Interesting – who knew Charles caused some headaches early on for McCarthy. Fairly candid admission by MCCarthy in this article by sportsline’s Pete Prisco. Apparently Woodson said the same thing earlier in the week. It would be fascinating to find out what specific things they argued about and if Woodson relented all the time or if McCarthy ever bought into Woodson’s ideas. I have heard Charles is a fairly interesting fellow – thoughtful and a bit different. You can kind of see this in his interviews. Earlier this year, I read somewhere that he doesn’t mind going to the movie theater alone to watch a movie.

Save My Life, Buy Me a Beer

January 18, 2008

Those of us going to the game this weekend face a serious dilemma: To drink beer or not to drink beer. (Two Shakespeare references in one day!)

On the one hand, it’s going to be so cold that the last thing many of will want to do is suck down a few beers. It might make more sense to have some coffee or some hot chocolate or even some hot cider. On the other, it is the NFC Championship game and it’s at Lambeau Field…how can you not have a beer?

For those of you on the fence, this should prove decisive: A new study finds that beer prevents cancer.

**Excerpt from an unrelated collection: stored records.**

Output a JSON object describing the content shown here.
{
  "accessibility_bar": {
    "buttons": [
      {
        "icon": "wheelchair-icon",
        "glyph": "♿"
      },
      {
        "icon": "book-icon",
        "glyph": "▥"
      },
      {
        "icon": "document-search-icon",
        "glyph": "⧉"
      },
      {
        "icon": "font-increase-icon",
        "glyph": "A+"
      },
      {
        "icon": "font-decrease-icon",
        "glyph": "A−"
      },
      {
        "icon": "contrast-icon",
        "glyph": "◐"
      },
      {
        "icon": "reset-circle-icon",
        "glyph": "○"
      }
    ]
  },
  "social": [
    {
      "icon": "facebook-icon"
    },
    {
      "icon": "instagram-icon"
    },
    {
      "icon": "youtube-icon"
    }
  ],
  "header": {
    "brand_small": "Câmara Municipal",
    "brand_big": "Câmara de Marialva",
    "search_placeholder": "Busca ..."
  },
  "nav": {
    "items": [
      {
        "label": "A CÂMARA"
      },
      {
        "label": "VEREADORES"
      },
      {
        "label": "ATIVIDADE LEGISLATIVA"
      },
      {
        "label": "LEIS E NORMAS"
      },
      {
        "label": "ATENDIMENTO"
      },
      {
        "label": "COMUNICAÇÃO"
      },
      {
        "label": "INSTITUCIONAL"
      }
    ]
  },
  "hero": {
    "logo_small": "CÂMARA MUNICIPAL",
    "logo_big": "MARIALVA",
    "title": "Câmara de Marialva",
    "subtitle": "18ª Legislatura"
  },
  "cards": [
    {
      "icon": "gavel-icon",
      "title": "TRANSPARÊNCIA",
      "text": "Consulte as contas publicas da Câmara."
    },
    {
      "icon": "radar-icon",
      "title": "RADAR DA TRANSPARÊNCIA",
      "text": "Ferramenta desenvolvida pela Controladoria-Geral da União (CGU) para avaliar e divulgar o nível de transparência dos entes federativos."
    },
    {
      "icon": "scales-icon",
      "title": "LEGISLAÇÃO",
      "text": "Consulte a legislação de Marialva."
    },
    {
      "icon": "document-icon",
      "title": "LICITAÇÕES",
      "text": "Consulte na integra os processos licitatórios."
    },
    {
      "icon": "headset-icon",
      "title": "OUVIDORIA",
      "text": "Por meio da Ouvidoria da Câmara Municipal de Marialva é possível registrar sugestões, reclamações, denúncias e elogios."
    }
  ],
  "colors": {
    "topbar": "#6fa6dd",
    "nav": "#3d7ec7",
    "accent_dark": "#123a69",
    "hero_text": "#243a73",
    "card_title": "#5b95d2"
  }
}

“It’s very healthy. I think the ingredients in the beer are very good,” says Dr Werner Back, a brewing technology expert at the Technical University of Munich.

Xanthohumol contains more powerful antioxidants than vitamin E and some studies indicate it helps reduce oxidation of bad cholesterol, the newswire reported.

“Xanthohumol has been shown to be a very active substance against cancer,” says Dr Markus Herrmann, also of Munich. “It comes in small sticky beads, which you find within the hops.”

So if you see me wandering around Lambeau on Sunday wearing a packergeeks.com bumper sticker or a packergeeks.com t-shirt, save my life, buy me a beer.